L'imagerie en kilohertz a non seulement révélé des changements de tension en millisecondes, mais aussi des concentrations de calcium et de glutamate, un neurotransmetteur qui changent plus lentement, jusqu'à une profondeur de 350 microns (un tiers de millimètre) de la surface du cerveau.
Pour obtenir des images 3D rapides du mouvement du calcium à travers les neurones, elle a combiné la microscopie fluorescente à deux photons avec une technique différente, la focalisation de Bessel. Pour éviter des analyses fastidieuses de chaque couche d'épaisseur de micron du néocortex, le foyer d'excitation du laser à deux photons est formé d'un point à un petit cylindre, comme un crayon, d'environ 100 microns de longueur. Ce faisceau de crayon est ensuite scanné à six profondeurs différentes à travers le cerveau, et les images fluorescentes sont combinées pour créer une image 3D. Cela permet un balayage plus rapide avec peu de perte d'informations car dans chaque volume en forme de crayon, généralement un seul neurone est actif à la fois.
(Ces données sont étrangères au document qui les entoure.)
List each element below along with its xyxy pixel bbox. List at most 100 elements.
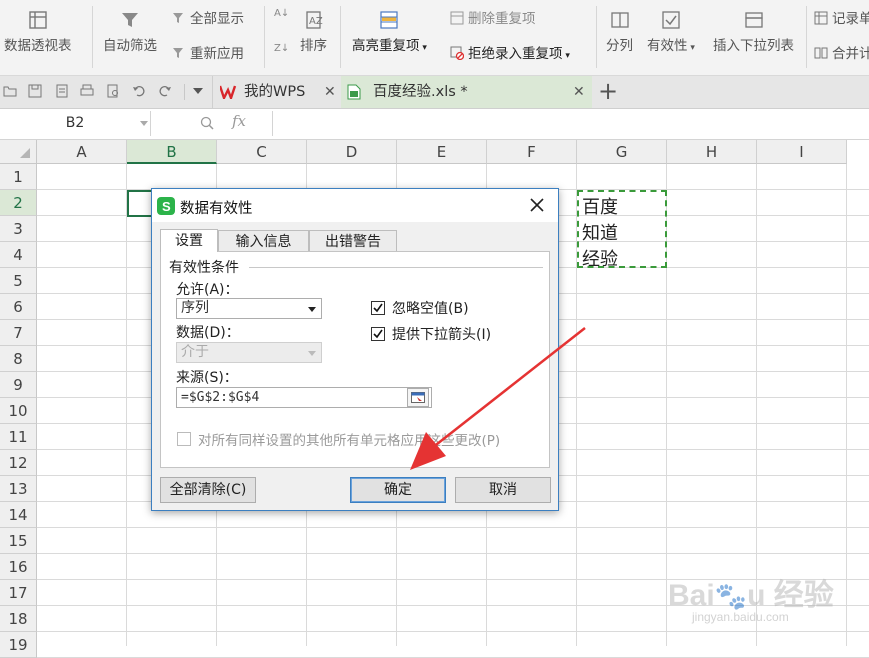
row-header[interactable]: 13 [0, 476, 37, 502]
source-label: 来源(S)： [176, 370, 238, 386]
row-header[interactable]: 7 [0, 320, 37, 346]
redo-icon[interactable] [158, 84, 172, 98]
delete-duplicates-button[interactable]: 删除重复项 [450, 7, 536, 27]
sort-button[interactable]: AZ 排序 [300, 10, 327, 54]
close-icon[interactable]: ✕ [573, 76, 585, 108]
ribbon-separator [340, 6, 341, 68]
show-all-button[interactable]: 全部显示 [172, 7, 244, 27]
source-input[interactable]: =$G$2:$G$4 [176, 387, 432, 408]
row-header[interactable]: 1 [0, 164, 37, 190]
row-header[interactable]: 19 [0, 632, 37, 658]
column-header[interactable]: A [37, 140, 127, 164]
column-header[interactable]: B [127, 140, 217, 164]
sort-label: 排序 [300, 38, 327, 54]
chevron-down-icon [308, 307, 316, 312]
validity-label: 有效性 [647, 38, 688, 54]
column-header[interactable]: D [307, 140, 397, 164]
tab-my-wps[interactable]: 我的WPS ✕ [214, 76, 340, 108]
tab-error-alert[interactable]: 出错警告 [309, 230, 397, 252]
validity-button[interactable]: 有效性 ▾ [647, 10, 695, 54]
apply-all-label: 对所有同样设置的其他所有单元格应用这些更改(P) [198, 433, 501, 449]
row-header[interactable]: 2 [0, 190, 37, 216]
autofilter-button[interactable]: 自动筛选 [103, 10, 157, 54]
name-box-dropdown-icon[interactable] [140, 121, 148, 127]
clear-all-button[interactable]: 全部清除(C) [160, 477, 256, 503]
dialog-titlebar: S 数据有效性 [152, 189, 558, 222]
row-header[interactable]: 5 [0, 268, 37, 294]
row-header[interactable]: 6 [0, 294, 37, 320]
column-header[interactable]: H [667, 140, 757, 164]
merge-calc-button[interactable]: 合并计 [814, 42, 869, 62]
split-button[interactable]: 分列 [606, 10, 633, 54]
row-header[interactable]: 12 [0, 450, 37, 476]
gridline-vertical [846, 164, 847, 646]
tab-doc-label: 百度经验.xls * [373, 84, 468, 100]
highlight-duplicates-button[interactable]: 高亮重复项 ▾ [352, 10, 427, 54]
undo-icon[interactable] [132, 84, 146, 98]
allow-select-value: 序列 [181, 300, 209, 316]
row-header[interactable]: 3 [0, 216, 37, 242]
row-header[interactable]: 14 [0, 502, 37, 528]
close-icon[interactable] [530, 198, 544, 212]
name-box[interactable]: B2 [0, 111, 151, 136]
row-header[interactable]: 8 [0, 346, 37, 372]
row-header[interactable]: 4 [0, 242, 37, 268]
print-icon[interactable] [80, 84, 94, 98]
reject-duplicates-icon [450, 46, 464, 60]
tab-input-message[interactable]: 输入信息 [218, 230, 309, 252]
sort-desc-button[interactable]: Z↓ [274, 40, 292, 55]
highlight-duplicates-icon [380, 11, 399, 29]
cell-g4[interactable]: 经验 [582, 245, 618, 271]
row-header[interactable]: 17 [0, 580, 37, 606]
gridline-horizontal [37, 631, 869, 632]
cell-g3[interactable]: 知道 [582, 219, 618, 245]
select-all-corner[interactable] [0, 140, 37, 164]
allow-select[interactable]: 序列 [176, 298, 322, 319]
close-icon[interactable]: ✕ [324, 76, 336, 108]
row-header[interactable]: 10 [0, 398, 37, 424]
quick-access-dropdown-icon[interactable] [193, 87, 203, 95]
formula-input[interactable] [272, 111, 869, 136]
ignore-blank-checkbox[interactable] [371, 301, 385, 315]
row-header[interactable]: 18 [0, 606, 37, 632]
row-header[interactable]: 9 [0, 372, 37, 398]
ignore-blank-label: 忽略空值(B) [392, 301, 469, 317]
split-columns-icon [610, 12, 629, 28]
column-header[interactable]: C [217, 140, 307, 164]
column-header[interactable]: G [577, 140, 667, 164]
reject-duplicates-button[interactable]: 拒绝录入重复项 ▾ [450, 42, 570, 62]
column-header[interactable]: E [397, 140, 487, 164]
cancel-button[interactable]: 取消 [455, 477, 551, 503]
corner-triangle-icon [20, 148, 30, 158]
range-select-button[interactable] [407, 388, 429, 407]
zoom-search-icon[interactable] [200, 116, 214, 130]
highlight-duplicates-label: 高亮重复项 [352, 38, 420, 54]
column-header[interactable]: F [487, 140, 577, 164]
print-preview-icon[interactable] [106, 84, 120, 98]
delete-duplicates-label: 删除重复项 [468, 11, 536, 27]
pivot-table-button[interactable]: 数据透视表 [4, 10, 72, 54]
gridline-horizontal [37, 527, 869, 528]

Le mésoscope peut représenter une zone d'environ 5 mm de diamètre – près d'un quart d'un hémisphère du cerveau de la souris – et 650 microns de profondeur, près de la profondeur totale du néocortex, qui est impliqué dans un traitement complexe de l'information.
« En utilisant des méthodes conventionnelles, nous aurions à numériser 300 images pour couvrir ce volume, mais avec un faisceau allongé qui réduit le volume sur un seul plan, nous n'avons besoin de numériser que six images, ce qui signifie que maintenant nous pouvons avoir un volume assez rapide taux de regarder son activité de calcium « , a déclaré Ji.
Ji travaille actuellement sur la combinaison de quatre techniques – microscopie à fluorescence à deux photons, focalisation par faisceau de Bessel, FACED et optique adaptative – pour obtenir des images à haute vitesse et haute sensibilité au plus profond du néocortex, d'une épaisseur d'environ 1 millimètre.
« Pour comprendre le cerveau, mon rêve est de combiner ces techniques de microscopie pour obtenir une résolution spatiale submicronique afin que nous puissions voir les synapses, une résolution temporelle en millisecondes pour l'imagerie de tension, et voir tout cela au plus profond du cerveau », a-t-elle ajouté. . « Ce qui est compliqué et difficile pour le cerveau, c'est que si vous ne faites qu'une seule section optique, vous n'obtenez pas une image complète, car un réseau neuronal est en grande partie en trois dimensions. »
La source:
Université de Californie, Berkeley
Référence de la revue:
Wu, J., et al. (2020) Kilohertz imagerie de microscopie à fluorescence à deux photons de l'activité neuronale in vivo. Méthodes de la nature. doi.org/10.1038/s41592-020-0762-7.